Meirieu et Gauchet : Ne pas réduire l’éducation aux compétences 

« De même qu'aucun métier ne se réduit à la somme des compétences nécessaires pour l'exercer, aucun savoir ne se réduit à la somme des compétences nécessaires pour le maîtriser. Les compétences graphiques, scripturales, orthographiques, grammaticales suffisent-elles pour entrer dans une culture lettrée ? Je n'en crois rien, car entrer dans l'écrit, c'est être capable de transformer les contraintes de la langue en ressources pour la pensée… Ce jeu entre contraintes et ressources relève d'un travail pédagogique irréductible à l'accumulation de savoir-faire et à la pratique d'exercices mécaniques. Il renvoie à la capacité à inventer des situations génératrices de sens, qui articulent étroitement découverte et formalisation. Or, nous nous éloignons aujourd'hui à grands pas de cela avec des livrets de compétences qui juxtaposent des compétences aussi différentes que "savoir faire preuve de créativité" et "savoir attacher une pièce jointe à un courriel" », écrit Philippe Meirieu dans un échange avec Marcel Gauchet publié par Le Monde .

 

« A l'heure actuelle, l'essentiel est d'inventer une école qui soit délibérément un espace de décélération, un lieu d'apprentissage de la pensée et d'expérience d'un travail collectif solidaire.
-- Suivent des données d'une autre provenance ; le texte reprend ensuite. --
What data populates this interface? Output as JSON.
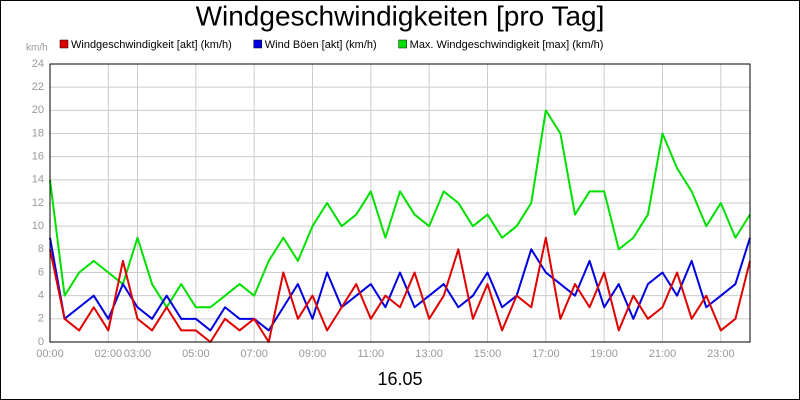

Or, sur ces questions, le patrimoine pédagogique m'apparaît d'une extrême richesse. Le clivage politique, quant à lui, se situe entre ceux qui chargent l'école de transmettre une somme de savoirs techniques garantissant à terme l'employabilité du sujet, et ceux pour qui l'école a une vocation culturelle qui dépasse la somme des compétences techniques qu'elle permet d'acquérir. C'est là une question de société qui appelle un véritable débat démocratique », conclue P Meirieu.

 

Dans Le Monde

Par fjarraud , le mardi 29 juillet 2014.

Commentaires

  • Viviane Micaud, le 29/07/2014 à 10:19
    N'oublions pas la cause de la mise dans la spirale de l'échec et de la perte de l'estime de soi de enfants qui ont de fortes lacunes en lecture et en expression à l'entrée du collège, ainsi que la cause de mise en échec des surdoués, bloqués devant les exercices visiblement idiots et qui n'ont pas de "parents qui ont les codes" pour les soutenir (50% d'un eux avec un fort biais social). 
    A partir de la 4ème, les contrôles imposés sont des trucs sans valeur pédagogique où l'enfant doit s'exprimer en disant si une courbe descend ou monte, ou trouver des trucs correspondants à une caractéristique. Ce qui exclut les enfants en difficulté et les enfants trop logiques qui trouvent, à juste titre car cela ne correspond à aucune réalité, l'exercice nul. 
    Oui, il faut donner les clés à tous les enfants pour construire du sens et de la réflexion. Mais, il n'existe pas de contrôle permettant de le faire au niveau collège. Il est nécessaire de recourir à un autre mode d'évaluation si on veut pas perdre de l'énergie sur des exercices sans vraie valeur ajoutée pédagogique et de plus exclus 25% des élèves avec des biais sociaux énormes.